Under the Affordable Care Act, states are required to have a health insurance exchange in place by Jan. 1, 2014. Marketing for plans participating in each state’s exchange is set to begin in October 2013.
Counihan said Connecticut HIX representatives have met with most of the state’s existing health insurance carriers “to make this process easy and simple for state residents, for small businesses, for brokers, for navigators and for the health plans.”
Some business officials have questioned whether Connecticut HIX, which is a quasi-governmental agency with a 14-member advisory board, set the bar too high in determining the minimum standards, or essential health benefits, for plans that will be marketed through the state exchange.
“One of the concerns is that the state is going to be offering very expensive plans through that exchange to the public,” said Jennifer Herz, who as assistant counsel for the Connecticut Business & Industry Association (CBIA) focuses on health care legislation and public policy.
“That’s the issue – that we’re trying through the exchange to offer an alternative and the essential health benefits package is just a very rich baseline to work from,” Herz said. “It doesn’t really provide a lot of room to maneuver.”
Counihan defended the exchange’s essential benefits package, which is modeled after ConnecticCare’s health maintenance organization (HMO) plan.
“Our board of directors picked a plan which is one of the most popular small group plans in the state,” he said. “It wasn’t made up from scratch – it was an existing plan marketed by one of the premier carriers in the state.”
Counihan predicted that federal subsidies enacted by the Affordable Care Act designed to help individuals and families to pay for health care coverage “are going to prove to be very popular and attractive” in Connecticut, where he said about 10 percent of the population is currently uninsured.
The subsidies are available to individuals and families with incomes up to 400 percent of the federal poverty level, which for a family of four equates to about $92,000.
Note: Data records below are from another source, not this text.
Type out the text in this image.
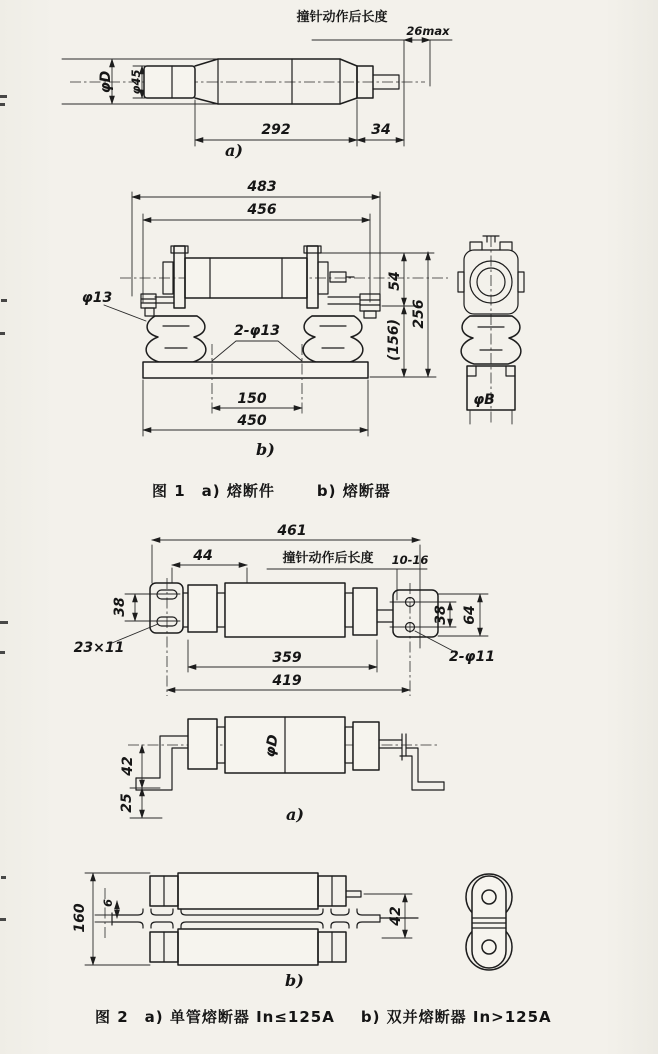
撞针动作后长度
26max
292	34
φD φ45
a)
483
456
φ13
2-φ13
150
450
54
(156)
256
b)
φB
461
44	撞针动作后长度 10-16
38	38 64
23×11
2-φ11
359
419
42
25
φD
a)
160
6
42
b)
图 1 a) 熔断件	b) 熔断器
图 2 a) 单管熔断器 In≤125A b) 双并熔断器 In>125A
Furthermore, Counihan said that by providing an orderly marketplace for comparing coverage plans, Connecticut HIX and other states’ exchanges will act as catalysts to drive discussion around projected long-term increases in the cost of delivering health care.
“Because frankly, that’s the 800-pound gorilla that we’re all facing nationally,” he said. “This first step of getting people insured, getting the exchange up and running, it’s really a first step for a broader mission.”
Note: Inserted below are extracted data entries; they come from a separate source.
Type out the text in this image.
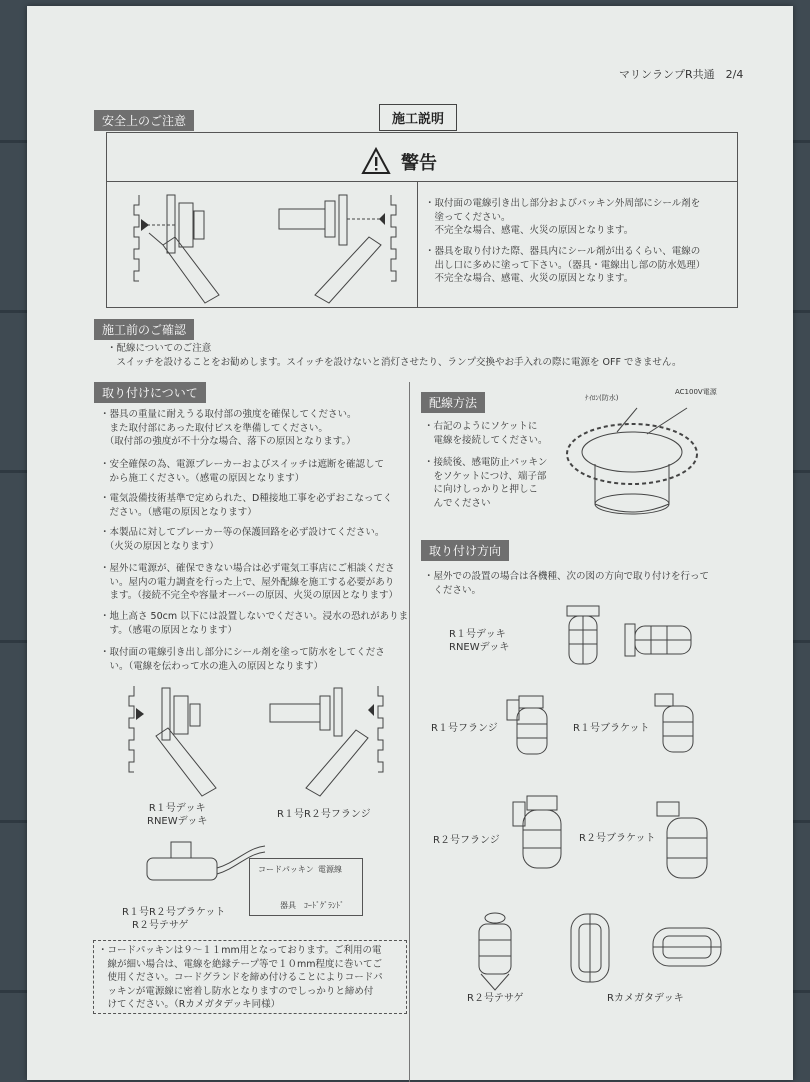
マリンランプR共通　2/4
安全上のご注意	施工説明
警告
・取付面の電線引き出し部分およびパッキン外周部にシール剤を
　塗ってください。
　不完全な場合、感電、火災の原因となります。
・器具を取り付けた際、器具内にシール剤が出るくらい、電線の
　出し口に多めに塗って下さい。（器具・電線出し部の防水処理）
　不完全な場合、感電、火災の原因となります。
施工前のご確認
・配線についてのご注意
　スイッチを設けることをお勧めします。スイッチを設けないと消灯させたり、ランプ交換やお手入れの際に電源を OFF できません。
取り付けについて
・器具の重量に耐えうる取付部の強度を確保してください。
　また取付部にあった取付ビスを準備してください。
　（取付部の強度が不十分な場合、落下の原因となります。）
・安全確保の為、電源ブレーカーおよびスイッチは遮断を確認して
　から施工ください。（感電の原因となります）
・電気設備技術基準で定められた、D種接地工事を必ずおこなってく
　ださい。（感電の原因となります）
・本製品に対してブレーカー等の保護回路を必ず設けてください。
　（火災の原因となります）
・屋外に電源が、確保できない場合は必ず電気工事店にご相談くださ
　い。屋内の電力調査を行った上で、屋外配線を施工する必要があり
　ます。（接続不完全や容量オーバーの原因、火災の原因となります）
・地上高さ 50cm 以下には設置しないでください。浸水の恐れがありま
　す。（感電の原因となります）
・取付面の電線引き出し部分にシール剤を塗って防水をしてくださ
　い。（電線を伝わって水の進入の原因となります）
R１号デッキ
RNEWデッキ
R１号R２号フランジ
コードパッキン 電源線
器具　ｺｰﾄﾞｸﾞﾗﾝﾄﾞ
R１号R２号ブラケット
　R２号テサゲ
・コードパッキンは９～１１mm用となっております。ご利用の電
　線が細い場合は、電線を絶縁テープ等で１０mm程度に巻いてご
　使用ください。コードグランドを締め付けることによりコードパ
　ッキンが電源線に密着し防水となりますのでしっかりと締め付
　けてください。（Rカメガタデッキ同様）
配線方法
・右記のようにソケットに
　電線を接続してください。
・接続後、感電防止パッキン
　をソケットにつけ、端子部
　に向けしっかりと押しこ
　んでください
ﾅｲﾛﾝ(防水)
AC100V電源
取り付け方向
・屋外での設置の場合は各機種、次の図の方向で取り付けを行って
　ください。
R１号デッキ
RNEWデッキ
R１号フランジ	R１号ブラケット
R２号フランジ	R２号ブラケット
R２号テサゲ	Rカメガタデッキ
With regard to the subsidies currently dictated by the Affordable Care Act, Counihan acknowledged speculation that Congress could re-tool parts of the bill as part of efforts to trim spending that promise to occupy much of the current lame-duck session.
“There’s all kinds of speculation that negotiations around the fiscal cliff could involve the ACA to some degree, Medicaid, and other policy issues … I just have no idea,” he said. “I think almost anybody would say that this law is going to keep evolving, that the policies are going to keep changing. It’s so big and comprehensive that it’s going to need fine-tuning.”